WavyAwards 2004-2005の発表に先駆けて、第一次審査審査員を務めた日本のトップCGクリエーターたちを中心に、“コンピューターアニメーションの新時代”というテーマのトークセッションが行なわれた。
パネラーには、フリーランスの監督/アートディレクターの青山敏之氏、(有)さるちんの代表取締役でCGデザイナーの伊勢田誠治氏、ウモトサチコ氏と“うさぎ王”として活動しているうもとゆーじ氏、(株)アニマの取締役・エグゼクティブディレクターを務める笹原和也氏、午前中にもキャラクターに関するセミナーを行なった(有)ケイカの由水 桂氏が登壇した。そこに、CGクリエイター出身者の中にあって異色の存在と言えるアニメーション作家の新海 誠氏が加わって、現在の活動や今後の展開、さらにはCGクリエイターとしての身の振り方に至るまで、さまざまな話題が繰り広げられた。モデレーター・進行は、CG WORLD編集長の大出裕之氏が務めた。
パネラーの面々。左より青山敏之氏、伊勢田誠治氏、うもとゆうーじ氏 | 左より笹原和也氏、新海 誠氏、由水 桂氏 |
まず、CGの最近10年の傾向について、それぞれの意見が述べられた。
さらに会社組織にしたこと、あるいはフリーで仕事を続けることについて、それぞれの考え方や状況が話題になった。
それぞれの微妙な立場があるようだが、傾向としては、会社組織にした方は、組織力を活かしたパワフルな創作活動を行なっている傾向にあり、作家性を重視する方は法人化はしても組織化には向いていない、ということのようだ。
これまでの作品と活動、さらに今後どのようなことをやりたいかをそれぞれが語った。
青山氏
これまでの仕事は、GAMECUBEの『カスタム・ロボ』のようにゲームムービーが多かったですね。これはE3用に制作したのですが、評判がよく、結局オープニングムービーに採用されました。演出をやらせてもらっているがアニメや映画ほど、一任されることは少ないのが実情ですので、ぜひほかのジャンルの監督と肩を並べるぐらいになりたいですね。

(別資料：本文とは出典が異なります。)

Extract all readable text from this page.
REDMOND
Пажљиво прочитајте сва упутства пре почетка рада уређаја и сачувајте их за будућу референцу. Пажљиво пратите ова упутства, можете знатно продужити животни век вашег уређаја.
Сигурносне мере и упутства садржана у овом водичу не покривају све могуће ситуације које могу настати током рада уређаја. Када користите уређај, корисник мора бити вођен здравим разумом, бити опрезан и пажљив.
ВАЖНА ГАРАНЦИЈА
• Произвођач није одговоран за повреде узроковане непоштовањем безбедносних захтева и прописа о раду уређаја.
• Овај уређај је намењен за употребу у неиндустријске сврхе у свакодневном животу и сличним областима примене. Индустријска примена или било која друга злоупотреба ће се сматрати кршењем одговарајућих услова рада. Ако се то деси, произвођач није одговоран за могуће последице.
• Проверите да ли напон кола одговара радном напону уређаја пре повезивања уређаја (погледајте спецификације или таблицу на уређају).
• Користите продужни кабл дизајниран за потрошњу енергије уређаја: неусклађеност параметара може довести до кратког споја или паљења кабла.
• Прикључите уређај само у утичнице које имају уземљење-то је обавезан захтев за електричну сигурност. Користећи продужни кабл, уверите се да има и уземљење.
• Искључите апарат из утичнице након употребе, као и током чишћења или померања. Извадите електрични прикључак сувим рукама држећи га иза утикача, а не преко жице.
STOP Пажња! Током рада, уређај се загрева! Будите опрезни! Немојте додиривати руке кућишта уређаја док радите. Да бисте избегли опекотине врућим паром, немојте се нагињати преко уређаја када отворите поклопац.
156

『カスタムロボ バトルレボリューション』 (C)2004 NOISE/Nintendo |
伊勢田氏
さるちんとしてですが、アニメの仕事が多いですね。このPostPetは角川書店(株)、(株)ソニー・コンピュータエンタテインメントのお仕事として、朝の番組の3分ほどの枠で放送されていたものです。ほかには公開中の映画“ワンピース”の背景動画、プロダクション・アイジー(株)が手がけるロボットレースアニメ“IGPX”の制作などもあります。ゲームは『さるゲッチュー』ぐらいです。これからの仕事としては(企業規模が)小さいので、できることも限られますが、オリジナルのキャラクターの映像作品を作りたいですね。オリジナルもやりつつ、仕事もきっちり、と。
『Post Pet』 |
うもと氏
今までもこれからも、“PIX”のような実験的作品を作っていきたいですね。“ウゴウゴルーガ”のようなものが大好きで、自分のテイストでかわいい系キャラを作りたいです。今後もいろいろなお仕事をこなしつつ、人とは違う何かを目指したいと思います。
笹原氏
(株)テレビ東京と(株)スクウェア・エニックスの『HEAVY METAL THUNDER!』で、アニメとゲームムービーの両方をやりました。2Dアニメをコントロールするのは大変だと思いました。これまでずっと受け仕事をやってきましたので、そろそろそのスキルを生かして、オリジナルを作りたいというのはあります。
『HEAVY METAL THUNDER!』 |
新海氏
これまでオリジナル作品の著作権収入だけでやってきました。NHK“みんなの歌”と美少女ゲームのオープニングをやった程度です。ですので、今後もそのようにしていくと思います。もし、受け仕事があってもこなせないと思います。今後、どうやっていくかは、もしかしたら小説がいいのかもしれないと考えたり、本当にこのまま映像でいいのか、ということも考えます。
『雲のむこう、約束の場所』 |
由水氏
ゲームではPSPの(株)ナムコ『RIDGE RACER』のE3向けオープニングムービーを作りました。アニメ関係は『あめふりゆうれいのさがしもの』などをやりました。今後はオリジナルを作ることに尽きます。まだまだ演出も駆け出しだし、いろんな業界の人と仕事して得ていきたいと思っています。